With the Insider asking all and sundry to find its mistakes, the Grammarnator feels that he had better be thorough this week so that he can claim top honors. Here goes.
1. Let's start with a simple proofreading error. Surely “his first memories are the quarry are from when he was a small boy” was supposed to be “his first memories of the quarry.”
2. Agreement, in This Week in Concord History: “The publishers requests one shilling cash and the rest in country produce.” Make that “publishers request.”
3. Spelling. “Mike Miller leaps from the edge of a quarry and plummetes into the water below.” As soon as I finished typing it, “plummetes” became underlined in red on this document. Take out that final e.
4. Punctuation. “When we saw Cimo's South End Market's booth and its exotic reuben soup, we were intrigued to say the least.” Put a comma after “intrigued.”

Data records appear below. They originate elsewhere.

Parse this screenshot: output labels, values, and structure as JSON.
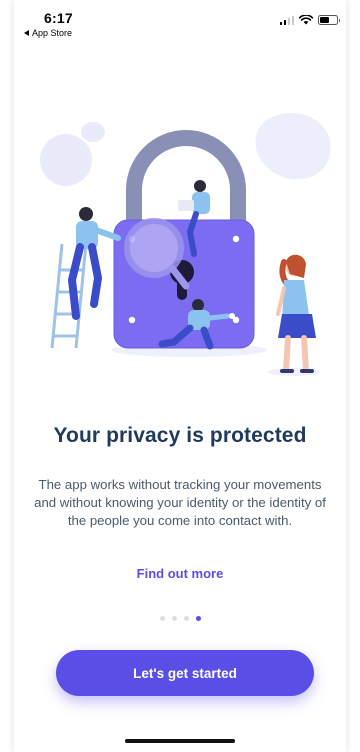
{
  "status_bar": {
    "time": "6:17",
    "back_label": "App Store"
  },
  "onboarding": {
    "title": "Your privacy is protected",
    "description": "The app works without tracking your movements and without knowing your identity or the identity of the people you come into contact with.",
    "link_label": "Find out more",
    "page_indicator": {
      "total": 4,
      "current": 4
    },
    "cta_label": "Let's get started"
  },
  "colors": {
    "accent": "#5b4ee6",
    "title": "#1f3a5c",
    "body_text": "#4a5a6c",
    "lock": "#7b6cf2",
    "shackle": "#8a8fb5",
    "blob": "#e9ebfa"
  },
  "icons": [
    "signal-icon",
    "wifi-icon",
    "battery-icon",
    "back-arrow-icon",
    "padlock-illustration"
  ]
}
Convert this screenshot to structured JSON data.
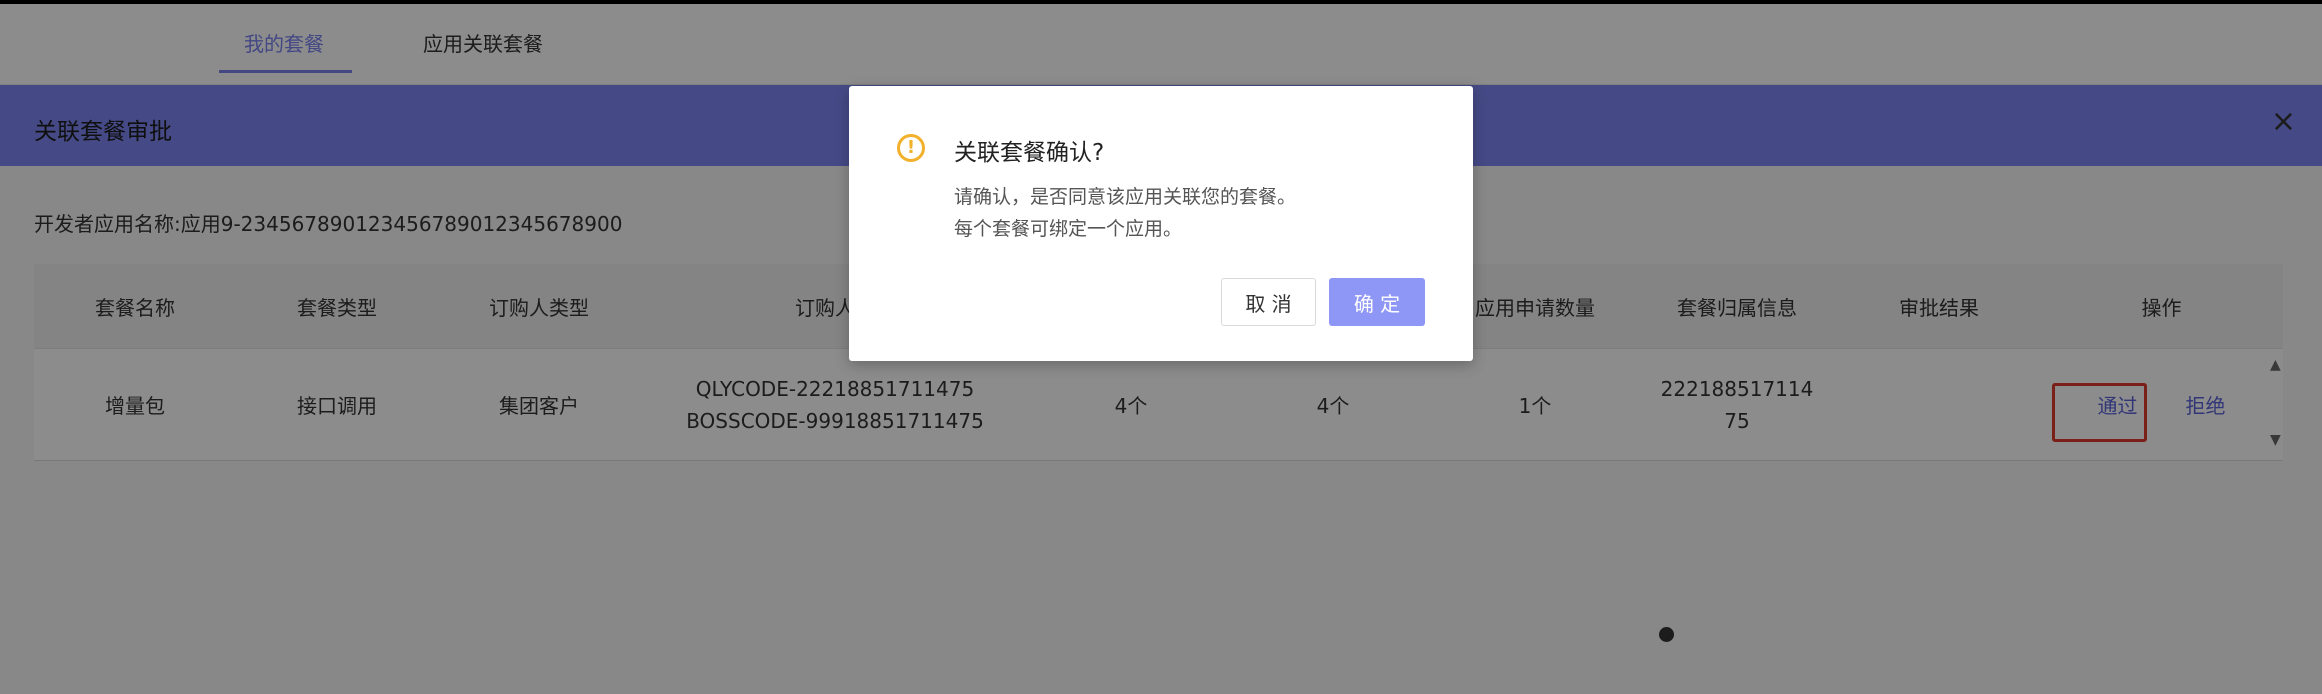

5. Verb tense. “He found himself drawn back to the family business where his great grandfather made a national name in the granite industry. You start with the past tense here (“found”), and that makes me want to use the past perfect late in the sentence: “his great grandfather had made a national name.” I also favor “great-grandfather,” unless, of course, you are referring to his grandfather, who happened to be great.
6. Baffling inconsistency. In the same sentence, you referred to “an Orson Welles film” and “Welle's restored film.” Or is there a new Dutch director named Welle?

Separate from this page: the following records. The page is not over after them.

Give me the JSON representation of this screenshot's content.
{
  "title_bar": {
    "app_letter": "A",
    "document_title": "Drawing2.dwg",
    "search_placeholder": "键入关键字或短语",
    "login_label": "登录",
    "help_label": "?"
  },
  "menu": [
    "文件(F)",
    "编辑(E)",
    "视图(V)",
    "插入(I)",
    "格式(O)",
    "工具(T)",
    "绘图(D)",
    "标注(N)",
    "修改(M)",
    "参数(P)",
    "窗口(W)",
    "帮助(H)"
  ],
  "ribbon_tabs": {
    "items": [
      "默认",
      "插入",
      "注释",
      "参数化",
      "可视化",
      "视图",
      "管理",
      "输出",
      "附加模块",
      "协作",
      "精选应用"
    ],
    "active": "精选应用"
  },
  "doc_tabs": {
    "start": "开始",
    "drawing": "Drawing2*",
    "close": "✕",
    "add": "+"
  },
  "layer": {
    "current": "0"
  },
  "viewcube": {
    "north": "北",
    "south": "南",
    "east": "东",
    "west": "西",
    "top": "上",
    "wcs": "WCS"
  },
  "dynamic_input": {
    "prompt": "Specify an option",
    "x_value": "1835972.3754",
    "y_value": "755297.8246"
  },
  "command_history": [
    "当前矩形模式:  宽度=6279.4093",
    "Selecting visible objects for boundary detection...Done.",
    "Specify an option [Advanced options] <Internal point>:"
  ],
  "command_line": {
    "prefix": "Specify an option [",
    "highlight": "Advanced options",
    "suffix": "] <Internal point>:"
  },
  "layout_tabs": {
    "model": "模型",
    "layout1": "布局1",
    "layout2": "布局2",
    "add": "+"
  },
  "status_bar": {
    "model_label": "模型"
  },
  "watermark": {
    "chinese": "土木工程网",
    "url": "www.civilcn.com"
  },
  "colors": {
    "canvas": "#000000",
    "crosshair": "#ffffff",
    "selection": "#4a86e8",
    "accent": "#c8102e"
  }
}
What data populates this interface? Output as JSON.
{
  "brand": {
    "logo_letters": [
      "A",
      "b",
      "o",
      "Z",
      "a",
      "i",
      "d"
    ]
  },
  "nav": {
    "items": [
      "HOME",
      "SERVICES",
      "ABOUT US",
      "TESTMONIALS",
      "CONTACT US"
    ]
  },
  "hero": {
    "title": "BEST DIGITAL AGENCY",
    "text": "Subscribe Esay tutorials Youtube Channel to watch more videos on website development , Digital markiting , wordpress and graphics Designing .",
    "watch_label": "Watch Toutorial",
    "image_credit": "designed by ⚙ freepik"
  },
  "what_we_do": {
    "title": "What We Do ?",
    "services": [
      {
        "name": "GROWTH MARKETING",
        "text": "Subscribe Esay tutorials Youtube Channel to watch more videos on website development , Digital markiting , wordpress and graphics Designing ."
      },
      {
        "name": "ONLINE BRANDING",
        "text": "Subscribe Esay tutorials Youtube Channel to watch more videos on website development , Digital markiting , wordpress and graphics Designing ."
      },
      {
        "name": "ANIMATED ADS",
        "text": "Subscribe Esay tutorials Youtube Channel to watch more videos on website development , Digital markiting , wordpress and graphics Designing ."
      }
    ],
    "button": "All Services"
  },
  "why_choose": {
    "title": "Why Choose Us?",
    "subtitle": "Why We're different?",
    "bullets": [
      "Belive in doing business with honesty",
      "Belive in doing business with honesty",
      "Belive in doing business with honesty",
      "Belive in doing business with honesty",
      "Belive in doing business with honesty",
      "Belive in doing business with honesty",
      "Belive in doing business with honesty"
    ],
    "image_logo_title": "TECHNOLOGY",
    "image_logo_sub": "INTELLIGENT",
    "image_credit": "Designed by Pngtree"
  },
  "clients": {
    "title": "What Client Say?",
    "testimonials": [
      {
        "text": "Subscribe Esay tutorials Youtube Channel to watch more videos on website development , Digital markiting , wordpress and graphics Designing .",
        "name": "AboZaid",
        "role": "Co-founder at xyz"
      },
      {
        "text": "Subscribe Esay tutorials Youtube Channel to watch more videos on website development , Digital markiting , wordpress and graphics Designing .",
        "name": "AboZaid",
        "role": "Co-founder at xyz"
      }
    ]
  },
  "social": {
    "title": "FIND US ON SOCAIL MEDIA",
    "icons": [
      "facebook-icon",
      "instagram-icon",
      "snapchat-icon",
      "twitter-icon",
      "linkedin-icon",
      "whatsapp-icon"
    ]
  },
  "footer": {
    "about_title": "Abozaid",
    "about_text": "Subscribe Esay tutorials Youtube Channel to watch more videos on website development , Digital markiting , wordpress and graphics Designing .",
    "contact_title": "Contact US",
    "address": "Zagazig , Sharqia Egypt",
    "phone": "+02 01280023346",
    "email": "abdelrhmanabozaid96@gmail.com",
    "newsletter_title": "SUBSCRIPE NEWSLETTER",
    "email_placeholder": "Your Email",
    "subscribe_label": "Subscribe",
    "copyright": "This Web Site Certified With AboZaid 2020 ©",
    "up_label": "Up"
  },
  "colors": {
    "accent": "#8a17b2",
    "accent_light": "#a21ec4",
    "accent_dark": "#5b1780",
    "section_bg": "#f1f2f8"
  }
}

7. My favorite, and the only error requiring extended treatment. “Lamp-posts, benches, custom orders, fireplace materials, landscaping stones, cobblestones: They have it all.” One of the uses of a colon is to introduce a list. Your sentence should be reversed. “They have it all: lamp-posts, benches, custom, orders, fireplace materials, landscaping stones, cobblestones.” If you want your original order, replace the colon with a dash. Also, “lamppost” does not need a hyphen any more than “bookcase” does, and (this error, regrettably, is becoming universal) you don't capitalize the first word after a colon.